Lieutenant General Sir William Sherbrooke Ramsey Norcott was born in Chelmsford Essex, the second son to General Sir Amos Godsell Robert Norcott CB KCH who had commanded a battalion of the 95th Rifles at the Battle of Waterloo.

Norcott was commissioned into the Rifle Brigade in 1822 and made a Captain of the 52nd Regiment in on 21 February 1840. Later the same year (7 August) he returned to the Rifles and on 1 August 1847 became a Major.

During the Crimean War he fought at the Battle of Alma and commanded 1st Battalion, the Rifle Brigade at the Siege of Sevastopol.

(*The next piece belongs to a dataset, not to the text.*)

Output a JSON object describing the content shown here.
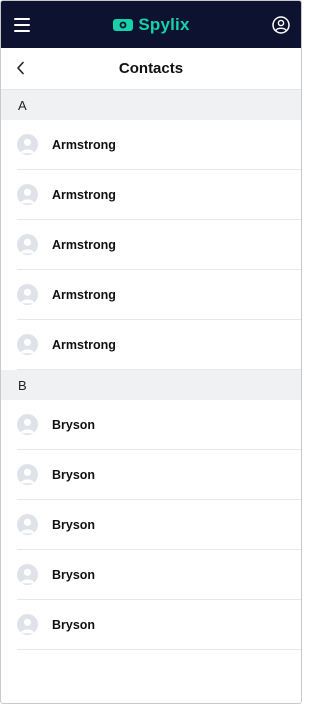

Between 1855 and 1868 he was Aide-de-Camp to Queen Victoria, then went on to become Lieutenant Governor of Jersey between 1 October 1873 to 30 September 1878.

He was awarded the Knight of the Order of the Bath in 1877 and became a General in 1879.

After his retirement he wrote some letters to The Times newspaper disputing some of the claims made about the battle of Alma.

William died at 87 on 23 January 1886 in St. Leonard’s-on-Sea, Sussex.

In 1848 he married Frances Marrianne Durant; they had six children, at least 3 sons became soldiers.

  • Charles Hawtrey Bruce Norcott born 25 April 1849 became a General of the Rifle Brigade.
  • Walter Gordon Norcott born about 1851, became a Lieutenant-colonel in the Royal Munster Fusiliers (also served in the Royal Bengal Fusiliers)
  • Gerald Alfred born about 1861 became a Major of the Loyal Regiment (North Lancashire) (having originally joined the 47th Foot and who died of Pneumonia whilst on staff service during World War I.